In Birkendorf gibt es eine Gemeindewaage, die Cornelia Ziller seit 20 Jahren betreut. Sie hatte das Amt der Wägerin im Mai 2000 von ihrem langjährigen Vorgänger Leopold Blatter übernommen, der im Gemeindehaus gewohnt hat. Dort ist auch das Waagbüro untergebracht. Cornelia Ziller wohnt in direkter Nachbarschaft. Bei Terminabsprachen mit Kunden ist sie deshalb flexibel und richtet sich nach deren Wünschen, was manchmal auch am Samstag oder Sonntag und spät nachts sein kann.

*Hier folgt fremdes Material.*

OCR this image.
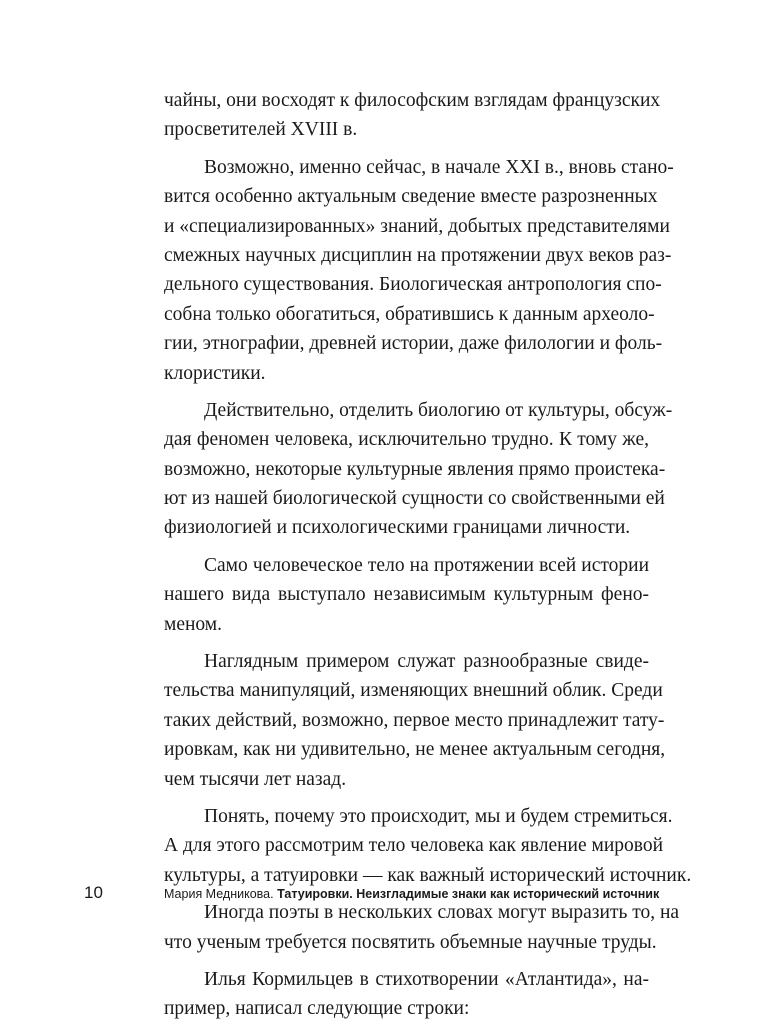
чайны, они восходят к философским взглядам французских
просветителей XVIII в.
Возможно, именно сейчас, в начале XXI в., вновь стано-
вится особенно актуальным сведение вместе разрозненных
и «специализированных» знаний, добытых представителями
смежных научных дисциплин на протяжении двух веков раз-
дельного существования. Биологическая антропология спо-
собна только обогатиться, обратившись к данным археоло-
гии, этнографии, древней истории, даже филологии и фоль-
клористики.
Действительно, отделить биологию от культуры, обсуж-
дая феномен человека, исключительно трудно. К тому же,
возможно, некоторые культурные явления прямо проистека-
ют из нашей биологической сущности со свойственными ей
физиологией и психологическими границами личности.
Само человеческое тело на протяжении всей истории
нашего вида выступало независимым культурным фено-
меном.
Наглядным примером служат разнообразные свиде-
тельства манипуляций, изменяющих внешний облик. Среди
таких действий, возможно, первое место принадлежит тату-
ировкам, как ни удивительно, не менее актуальным сегодня,
чем тысячи лет назад.
Понять, почему это происходит, мы и будем стремиться.
А для этого рассмотрим тело человека как явление мировой
культуры, а татуировки — как важный исторический источник.
Иногда поэты в нескольких словах могут выразить то, на
что ученым требуется посвятить объемные научные труды.
Илья Кормильцев в стихотворении «Атлантида», на-
пример, написал следующие строки:
10	Мария Медникова. Татуировки. Неизгладимые знаки как исторический источник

Cornelia Ziller, betreut sei 20 Jahren als Waagmeisterin die öffentliche Waage in Birkendorf. „Es ist auch Idealismus ...
Cornelia Ziller, betreut sei 20 Jahren als Waagmeisterin die öffentliche Waage in Birkendorf. „Es ist auch Idealismus dabei“, sagt die Bäuerin, die ihren Hof in der Nachbarschaft des Gemeindehauses mit ihrem Ehemann Werner betreibt. | Bild: Ursula Ortlieb

Um amtliche Bescheinigungen über das Gewicht von Fahrzeugen und Ladungen ausstellen zu können, wird alle drei Jahre die Präzision der Waage durch das Eichamt geprüft. Es gibt nur noch wenige Landwirte im Dorf. Es werden auch nicht mehr wie früher hauptsächlich Rinder, Pferde und Schweine gewogen, sondern Fahrzeuge, Ladungen und nur manchmal noch Pferde. Immerhin wurden im Jahr 2020 noch 60 Wiegungen ins Protokollbuch eingetragen.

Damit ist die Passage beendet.